Aternative Name: Token
Issued: Melbourne, Victoria, Australia

Medal, Cole's Book Arcade, Federation of the World, Reading & Thinking, circa 1885. This gilt medal is one of a series of medals offering maxims and proverbs issued by E.W. Cole at his Book Arcade. He called the medals 'little missionaries for the spread of educative knowledge' (Dean, 1988, p.36).

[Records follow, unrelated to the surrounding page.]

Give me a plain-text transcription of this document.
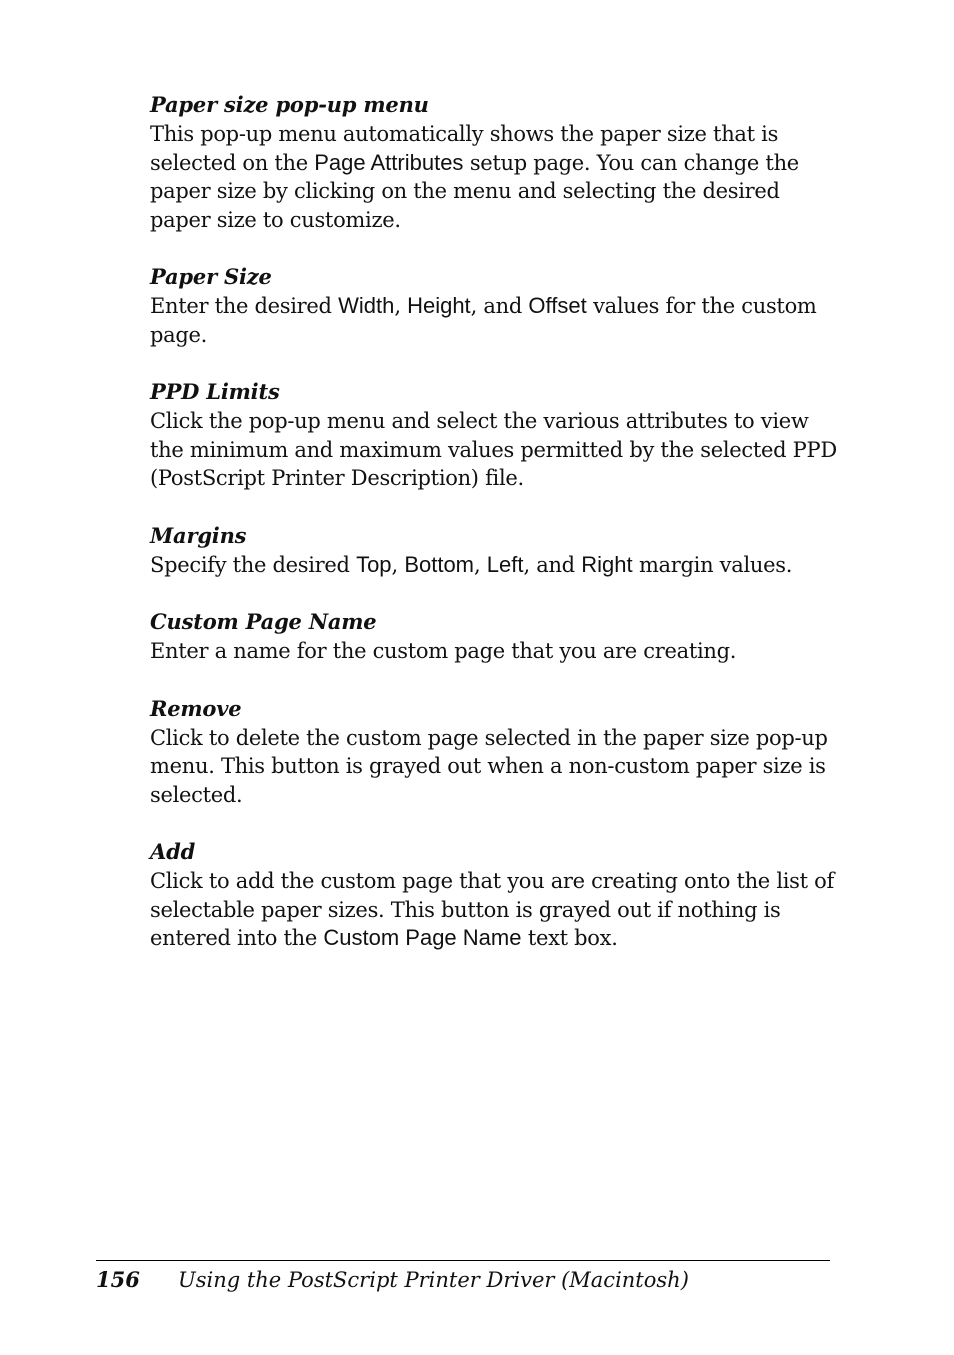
Paper size pop-up menu

This pop-up menu automatically shows the paper size that is selected on the Page Attributes setup page. You can change the paper size by clicking on the menu and selecting the desired paper size to customize.

Paper Size

Enter the desired Width, Height, and Offset values for the custom page.

PPD Limits

Click the pop-up menu and select the various attributes to view the minimum and maximum values permitted by the selected PPD (PostScript Printer Description) file.

Margins

Specify the desired Top, Bottom, Left, and Right margin values.

Custom Page Name

Enter a name for the custom page that you are creating.

Remove

Click to delete the custom page selected in the paper size pop-up menu. This button is grayed out when a non-custom paper size is selected.

Add

Click to add the custom page that you are creating onto the list of selectable paper sizes. This button is grayed out if nothing is entered into the Custom Page Name text box.

156 Using the PostScript Printer Driver (Macintosh)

According to Sydney Endacott, an employee of Cole, customers were charged three pence for these medals (which he prefers to call tokens) which, when the Arcade was particularly busy, gave them admission to the second-hand books gallery where the orchestra played. Each medal could be exchanged for thee pence worth of goods, but most were kept. The pierced ones were sometimes worn as pendants or on pocket watch chains. The medals served as perpetual advertisements of the Arcade (Victorian Historical Magazine, February 1962). George Dean suggests that the medals were also given in change at Christmas time, and could be used to operate amusement machines (presumably including the symphonion and hens, although these only required one penny to operate).

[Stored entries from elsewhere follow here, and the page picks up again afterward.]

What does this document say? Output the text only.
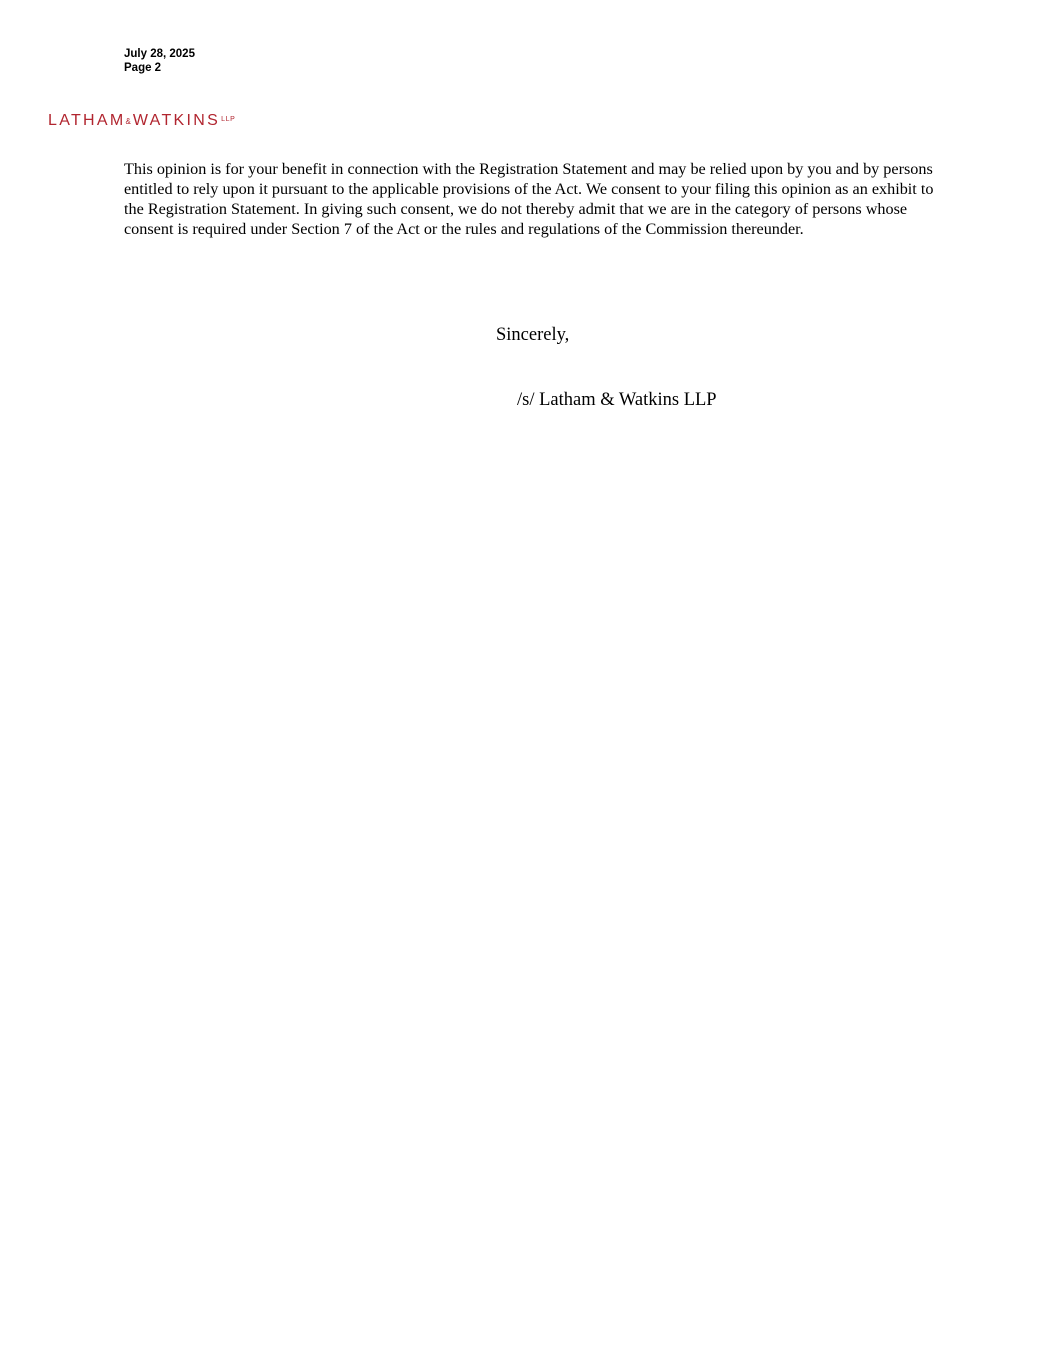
July 28, 2025
Page 2
LATHAM& $WATKINS^{LLP}$
This opinion is for your benefit in connection with the Registration Statement and may be relied upon by you and by persons entitled to rely upon it pursuant to the applicable provisions of the Act. We consent to your filing this opinion as an exhibit to the Registration Statement. In giving such consent, we do not thereby admit that we are in the category of persons whose consent is required under Section 7 of the Act or the rules and regulations of the Commission thereunder.
Sincerely,
/s/ Latham & Watkins LLP
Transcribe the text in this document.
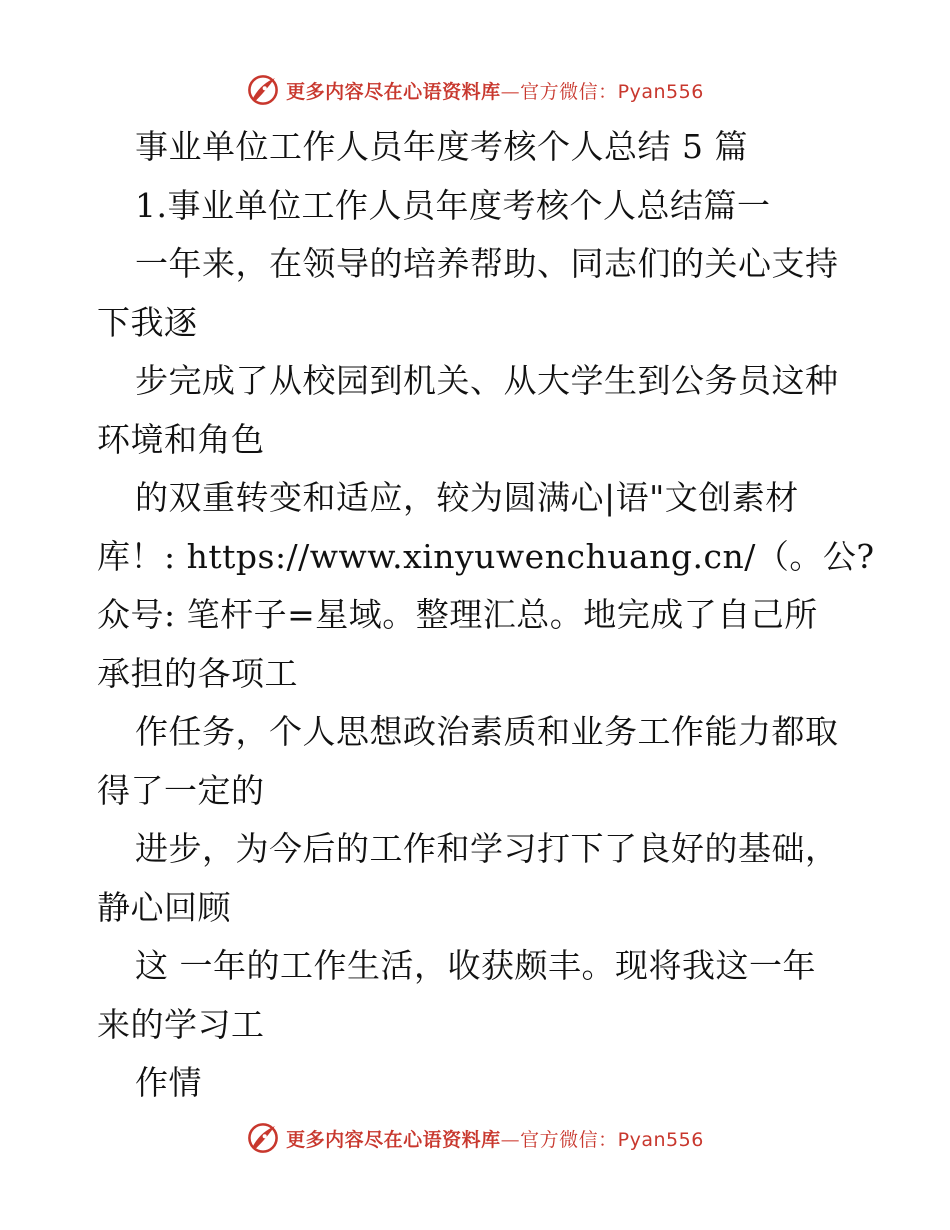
更多内容尽在心语资料库—官方微信：Pyan556
事业单位工作人员年度考核个人总结 5 篇
1.事业单位工作人员年度考核个人总结篇一
一年来，在领导的培养帮助、同志们的关心支持
下我逐
步完成了从校园到机关、从大学生到公务员这种
环境和角色
的双重转变和适应，较为圆满心|语"文创素材
库！: https://www.xinyuwenchuang.cn/（。公?
众号: 笔杆子=星域。整理汇总。地完成了自己所
承担的各项工
作任务，个人思想政治素质和业务工作能力都取
得了一定的
进步，为今后的工作和学习打下了良好的基础，
静心回顾
这 一年的工作生活，收获颇丰。现将我这一年
来的学习工
作情
更多内容尽在心语资料库—官方微信：Pyan556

Cole had his first medal stuck in 1879 and his last one about 1903. The medals were variously gilded, silvered or bronzed, replicating the coinage then circulating, or plated with nickel or white metal. The medal blanks were usually made of copper or brass, but some might have been bronze; aluminium was also sometimes used. In all, perhaps 300,000 medals were struck, in 97 types. Only 50 types are known to have circulated (George Dean, 1988, A Handbook on E.W. Cole: His Book Arcade, Tokens and Medals).

Physical Description

A gilt bronze medal (31 mm diameter) offering a thought provoking maxim related to world federation.

Obverse Description

Between two curved palm fronds and above a rainbow, READING AND THINKING BRING WISDOM; below rainbow, FEDERATION OF THE / WORLD MEDALS / ISSUED / BY E.W. COLES / BOOK ARCADE MELBOURNE

Reverse Description

THE / HAPPINESS OF / MANKIND, THE REAL / SALVATION OF THE WORLD / MUST COME ABOUT BY / EVERY PERSON IN EXISTENCE / BEING TAUGHT TO / READ / AND INDUCED TO / THINK

Edge Description

Plain

Significance

Cole's Book Arcade opened in the Bourke Street Mall in 1883, after earlier operating from other sites. It was a shop like no other, crammed with new and second-hand books and other wares, but with the atmosphere of a circus. Cole enticed customers of all ages with a menagerie and fernery, a band, a clockwork symphonion and other mechanical delights. Readers could sit in comfortable chairs, encouraged by a sign: 'Read for as Long as You Like - Nobody Asked to Buy'. The Arcade's proprietor, Edward William Cole, was optimist and idealist, believing passionately in the power of education and envisaged a world without borders, expounding his views in pamphlets and books. Cole died in 1918, still dreaming of a better future. Cole's Book Arcade, one of the wonders of 'marvellous Melbourne', closed in 1929.